Speaking on Jason and Travis Kelce’s New Heights podcast on Monday, the current Colorado Buffaloes head coach laid out how he and the Yankees found a creative loophole in the NCAA’s amateurism rules back in the 1980s.
“I think I was actually the first NIL deal because my junior year I didn’t play baseball at Florida State, but I got drafted by the Yankees,” Sanders explained. “So, I accepted professional cash, which allowed me to be a walk-on coming back my senior year of football.”
Sanders and the Yankees cheated the system
Coach Prime said that after being drafted in 1988, he spent six weeks in the summer playing in the Yankees’ minor league system. Since he had accepted money from a pro team, he was no longer eligible for a scholarship at Florida State. But the Yankees had a solution.
“Since I accepted money from pros, I was a walk-on,” Sanders said. “The Yankees paid my scholarship.” The influx of professional cash, he explained, is what truly unleashed his iconic persona on campus.
“You couldn’t tell me nothing on campus,” he recalled. “I got a neck full of gold.
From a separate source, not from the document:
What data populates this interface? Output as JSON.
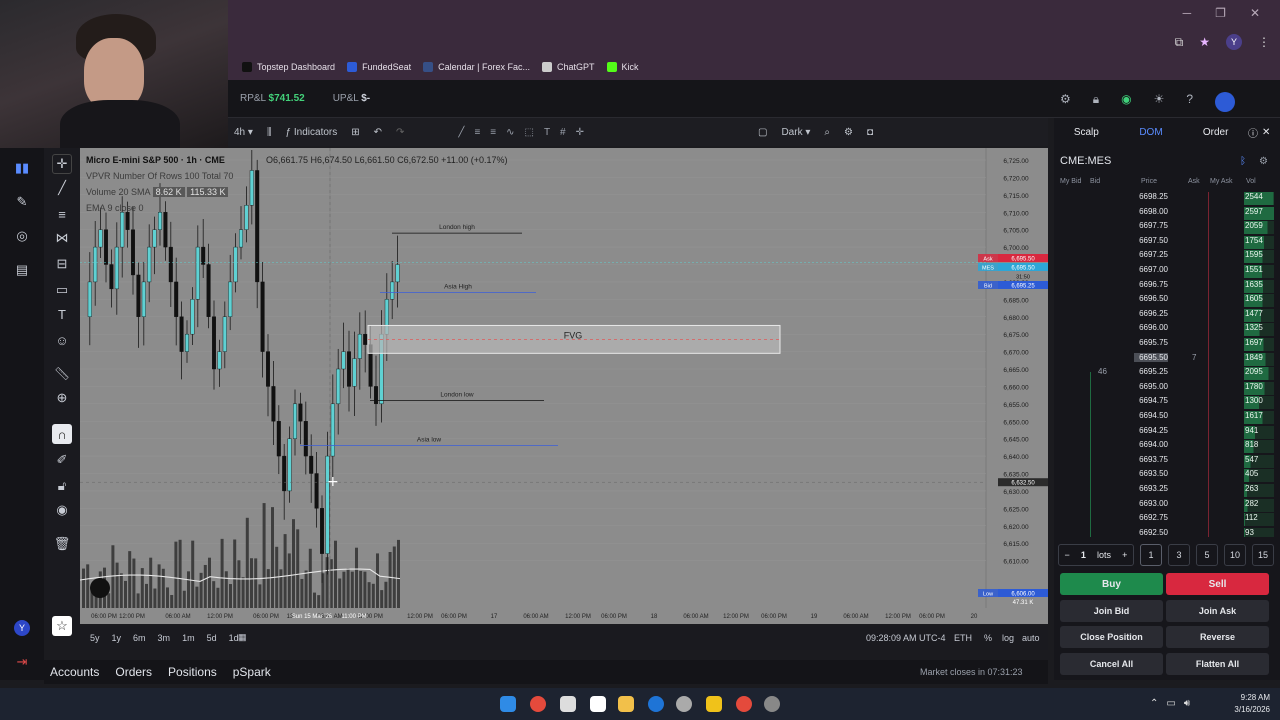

Like I’ve got Louis bags… that’s when the prime stuff really jumped off because I had justification.”
That was the beginning of the legend of Coach Prime
The unique arrangement certainly didn’t slow him down. The Buffaloes coach went on to become the only athlete in history to appear in both a Super Bowl and a World Series.
After making his MLB debut with the Yankees in 1989-the same year he entered the NFL-he would go on to win back-to-back Super Bowls with the 49ers and Cowboys.